A greater proportion of patients with ETP–ALL experienced corticosteroid resistance (63.8% vs. 36.8%; P = .001) and early bone marrow chemotherapy resistance (87% vs. 33.7%; P < .001) than non-ETP patients.

However, both groups demonstrated similar 5-year OS (59.6% vs. 66.5%) and 5-year EFS (51.1% vs. 58.1%).

Allogeneic stem cell transplantation correlated with a trend toward better OS in those with ETP–ALL (HR = 0.36; P = .07), but not in the non-ETP group. Multivariable analysis demonstrated a significant interaction between ETP status and allogeneic stem cell transplantation (P = .034).

“Taken together, these results suggest that the implementation of allogeneic stem cell transplantation in first complete response confers a survival benefit that abrogates the negative effects of intrinsic therapeutic resistance in ETP–ALL,” the researchers wrote.

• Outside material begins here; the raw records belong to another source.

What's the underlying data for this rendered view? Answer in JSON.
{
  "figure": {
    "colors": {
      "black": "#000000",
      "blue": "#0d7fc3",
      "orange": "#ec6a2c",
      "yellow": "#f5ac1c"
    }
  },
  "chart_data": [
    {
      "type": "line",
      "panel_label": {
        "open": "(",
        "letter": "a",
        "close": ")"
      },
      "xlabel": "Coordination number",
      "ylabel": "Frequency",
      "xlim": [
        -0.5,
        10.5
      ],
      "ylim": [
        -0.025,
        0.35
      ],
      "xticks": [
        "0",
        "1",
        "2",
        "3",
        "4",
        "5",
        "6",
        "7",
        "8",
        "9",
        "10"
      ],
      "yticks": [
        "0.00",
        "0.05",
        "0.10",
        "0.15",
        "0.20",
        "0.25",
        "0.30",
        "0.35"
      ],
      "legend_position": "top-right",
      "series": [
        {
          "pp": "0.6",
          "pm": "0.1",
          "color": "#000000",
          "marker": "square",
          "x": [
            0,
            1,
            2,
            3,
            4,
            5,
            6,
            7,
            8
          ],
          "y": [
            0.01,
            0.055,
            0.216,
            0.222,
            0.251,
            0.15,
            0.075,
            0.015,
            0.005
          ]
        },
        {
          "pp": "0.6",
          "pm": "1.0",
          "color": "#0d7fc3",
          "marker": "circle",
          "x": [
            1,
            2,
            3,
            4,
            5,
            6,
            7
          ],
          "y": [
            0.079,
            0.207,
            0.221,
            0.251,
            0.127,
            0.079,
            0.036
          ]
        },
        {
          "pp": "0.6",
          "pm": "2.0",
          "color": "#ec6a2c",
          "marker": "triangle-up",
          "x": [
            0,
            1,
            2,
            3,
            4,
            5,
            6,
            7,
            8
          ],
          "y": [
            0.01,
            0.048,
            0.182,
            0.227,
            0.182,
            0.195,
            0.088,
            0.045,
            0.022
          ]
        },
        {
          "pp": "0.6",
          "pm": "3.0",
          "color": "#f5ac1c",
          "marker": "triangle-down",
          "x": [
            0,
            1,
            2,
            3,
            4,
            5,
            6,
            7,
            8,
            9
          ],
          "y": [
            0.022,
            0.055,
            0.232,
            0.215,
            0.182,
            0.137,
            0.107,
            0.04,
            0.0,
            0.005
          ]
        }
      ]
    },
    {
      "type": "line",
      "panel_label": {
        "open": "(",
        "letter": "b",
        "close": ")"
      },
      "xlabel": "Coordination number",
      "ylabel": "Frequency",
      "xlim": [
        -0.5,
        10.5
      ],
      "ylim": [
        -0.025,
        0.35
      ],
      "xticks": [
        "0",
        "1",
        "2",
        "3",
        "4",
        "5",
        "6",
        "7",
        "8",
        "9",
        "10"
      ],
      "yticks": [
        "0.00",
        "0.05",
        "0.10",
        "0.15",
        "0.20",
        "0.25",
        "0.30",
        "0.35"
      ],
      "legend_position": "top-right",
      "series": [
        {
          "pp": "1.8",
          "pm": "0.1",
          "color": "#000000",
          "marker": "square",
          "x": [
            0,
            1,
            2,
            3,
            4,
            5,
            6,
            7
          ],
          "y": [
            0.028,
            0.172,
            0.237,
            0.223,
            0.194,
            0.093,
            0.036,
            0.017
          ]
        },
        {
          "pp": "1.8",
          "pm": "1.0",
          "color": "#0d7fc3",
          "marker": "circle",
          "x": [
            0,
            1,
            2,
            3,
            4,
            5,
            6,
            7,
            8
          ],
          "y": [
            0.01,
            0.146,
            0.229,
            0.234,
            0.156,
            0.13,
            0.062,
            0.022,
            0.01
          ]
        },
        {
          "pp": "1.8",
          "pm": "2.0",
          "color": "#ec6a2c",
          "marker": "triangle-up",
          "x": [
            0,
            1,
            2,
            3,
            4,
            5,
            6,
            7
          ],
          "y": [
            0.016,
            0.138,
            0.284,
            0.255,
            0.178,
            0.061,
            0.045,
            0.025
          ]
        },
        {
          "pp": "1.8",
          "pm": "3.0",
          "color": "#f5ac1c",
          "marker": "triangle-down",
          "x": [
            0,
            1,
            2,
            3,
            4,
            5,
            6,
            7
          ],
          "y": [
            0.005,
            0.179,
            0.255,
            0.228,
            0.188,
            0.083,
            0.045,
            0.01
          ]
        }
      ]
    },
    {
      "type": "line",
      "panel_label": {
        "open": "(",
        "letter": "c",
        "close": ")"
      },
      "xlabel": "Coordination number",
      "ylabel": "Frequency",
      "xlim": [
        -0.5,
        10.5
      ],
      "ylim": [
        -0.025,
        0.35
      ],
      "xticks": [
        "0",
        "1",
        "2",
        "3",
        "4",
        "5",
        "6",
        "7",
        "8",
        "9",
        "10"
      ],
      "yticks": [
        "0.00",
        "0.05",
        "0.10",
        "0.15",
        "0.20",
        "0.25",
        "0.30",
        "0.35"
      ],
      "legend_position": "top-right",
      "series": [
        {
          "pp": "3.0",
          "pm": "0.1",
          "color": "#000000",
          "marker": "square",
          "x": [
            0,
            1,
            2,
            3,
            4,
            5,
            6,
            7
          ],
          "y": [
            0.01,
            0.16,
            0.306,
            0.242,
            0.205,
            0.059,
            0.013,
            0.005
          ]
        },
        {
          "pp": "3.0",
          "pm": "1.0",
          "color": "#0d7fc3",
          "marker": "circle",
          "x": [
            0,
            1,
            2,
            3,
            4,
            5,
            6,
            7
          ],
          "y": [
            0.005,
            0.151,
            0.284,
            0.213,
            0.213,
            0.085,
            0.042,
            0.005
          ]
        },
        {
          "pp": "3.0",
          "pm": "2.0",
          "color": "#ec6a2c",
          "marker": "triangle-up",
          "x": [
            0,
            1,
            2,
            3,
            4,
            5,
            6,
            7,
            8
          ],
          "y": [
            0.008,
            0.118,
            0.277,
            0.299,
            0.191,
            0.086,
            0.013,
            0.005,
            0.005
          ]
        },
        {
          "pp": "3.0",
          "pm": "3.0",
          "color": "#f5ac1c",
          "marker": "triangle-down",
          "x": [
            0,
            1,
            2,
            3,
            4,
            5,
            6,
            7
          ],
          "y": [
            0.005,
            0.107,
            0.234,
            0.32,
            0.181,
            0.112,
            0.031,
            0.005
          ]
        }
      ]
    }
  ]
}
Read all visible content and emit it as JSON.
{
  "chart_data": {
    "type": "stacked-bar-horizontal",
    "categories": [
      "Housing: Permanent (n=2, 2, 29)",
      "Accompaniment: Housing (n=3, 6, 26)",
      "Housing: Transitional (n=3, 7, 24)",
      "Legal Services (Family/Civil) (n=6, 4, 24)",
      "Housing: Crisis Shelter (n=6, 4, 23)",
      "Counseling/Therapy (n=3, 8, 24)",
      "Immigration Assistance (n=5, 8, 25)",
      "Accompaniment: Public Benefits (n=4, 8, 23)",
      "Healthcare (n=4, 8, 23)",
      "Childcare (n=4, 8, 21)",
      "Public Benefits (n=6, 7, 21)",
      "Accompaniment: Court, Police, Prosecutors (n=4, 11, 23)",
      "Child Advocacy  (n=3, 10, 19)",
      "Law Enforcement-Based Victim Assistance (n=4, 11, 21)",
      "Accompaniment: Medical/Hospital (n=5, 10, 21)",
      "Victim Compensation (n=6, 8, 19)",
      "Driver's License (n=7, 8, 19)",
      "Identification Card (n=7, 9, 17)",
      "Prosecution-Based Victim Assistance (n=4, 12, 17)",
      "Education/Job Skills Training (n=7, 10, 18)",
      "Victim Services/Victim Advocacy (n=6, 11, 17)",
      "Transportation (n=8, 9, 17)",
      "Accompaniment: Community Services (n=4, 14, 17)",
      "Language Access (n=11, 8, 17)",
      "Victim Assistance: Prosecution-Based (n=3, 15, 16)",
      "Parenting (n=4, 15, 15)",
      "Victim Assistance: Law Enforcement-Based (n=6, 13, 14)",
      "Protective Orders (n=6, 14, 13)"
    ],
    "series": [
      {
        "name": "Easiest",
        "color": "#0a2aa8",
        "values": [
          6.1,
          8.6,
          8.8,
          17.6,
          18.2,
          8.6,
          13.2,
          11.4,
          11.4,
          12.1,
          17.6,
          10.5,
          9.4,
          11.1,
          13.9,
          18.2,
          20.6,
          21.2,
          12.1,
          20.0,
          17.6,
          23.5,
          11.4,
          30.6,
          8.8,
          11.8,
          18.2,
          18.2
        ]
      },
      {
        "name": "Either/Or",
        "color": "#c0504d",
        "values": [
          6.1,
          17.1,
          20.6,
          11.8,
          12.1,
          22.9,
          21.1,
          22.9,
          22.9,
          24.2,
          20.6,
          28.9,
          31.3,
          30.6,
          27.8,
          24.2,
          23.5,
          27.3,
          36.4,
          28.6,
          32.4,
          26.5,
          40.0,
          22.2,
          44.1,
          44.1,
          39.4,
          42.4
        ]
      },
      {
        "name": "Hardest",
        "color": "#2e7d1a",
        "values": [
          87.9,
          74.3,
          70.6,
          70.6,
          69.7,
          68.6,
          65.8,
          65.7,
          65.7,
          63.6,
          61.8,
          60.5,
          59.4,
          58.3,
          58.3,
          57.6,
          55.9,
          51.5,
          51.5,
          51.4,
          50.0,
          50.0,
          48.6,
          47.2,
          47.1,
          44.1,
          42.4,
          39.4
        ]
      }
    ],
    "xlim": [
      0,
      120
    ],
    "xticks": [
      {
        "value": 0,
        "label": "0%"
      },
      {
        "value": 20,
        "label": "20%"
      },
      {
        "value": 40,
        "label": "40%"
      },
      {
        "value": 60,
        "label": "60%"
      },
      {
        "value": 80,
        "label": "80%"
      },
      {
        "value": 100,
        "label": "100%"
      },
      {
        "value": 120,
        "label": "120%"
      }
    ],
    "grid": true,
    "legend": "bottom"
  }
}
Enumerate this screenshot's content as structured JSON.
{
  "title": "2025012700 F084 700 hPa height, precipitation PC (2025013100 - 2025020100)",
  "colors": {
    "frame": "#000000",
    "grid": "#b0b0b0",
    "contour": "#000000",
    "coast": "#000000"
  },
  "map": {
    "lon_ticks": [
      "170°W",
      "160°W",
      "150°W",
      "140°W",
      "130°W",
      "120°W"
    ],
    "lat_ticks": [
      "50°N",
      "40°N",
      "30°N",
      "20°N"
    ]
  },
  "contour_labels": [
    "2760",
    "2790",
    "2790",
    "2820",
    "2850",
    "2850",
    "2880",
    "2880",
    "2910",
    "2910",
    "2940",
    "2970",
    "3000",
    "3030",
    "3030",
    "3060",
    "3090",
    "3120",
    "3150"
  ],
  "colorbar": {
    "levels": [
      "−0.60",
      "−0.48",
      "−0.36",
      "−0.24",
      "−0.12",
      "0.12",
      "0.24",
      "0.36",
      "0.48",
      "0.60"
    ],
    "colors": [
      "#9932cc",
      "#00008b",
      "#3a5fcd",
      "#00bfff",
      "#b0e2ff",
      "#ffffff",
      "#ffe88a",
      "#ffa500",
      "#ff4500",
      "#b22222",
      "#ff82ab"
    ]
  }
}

The researchers noted they were unable to test whether allogeneic stem cell transplantation benefitted patients with ETP achieving molecular remission; however, they hope to address this in the future.

“Additional studies should also determine whether outcomes may be further improved by treatments targeting pathways that are preferentially mutated in ETP–ALL (eg, JAK-STAT inhibition) or by the addition of nelarabine (Arranon, Novartis), which is being evaluated in our current study GRAALL-2014/T.” – by Kristie L. Kahl

Disclosure: Bond reports no relevant financial disclosures. Please see the full study for a list of all other researchers’ relevant financial disclosures.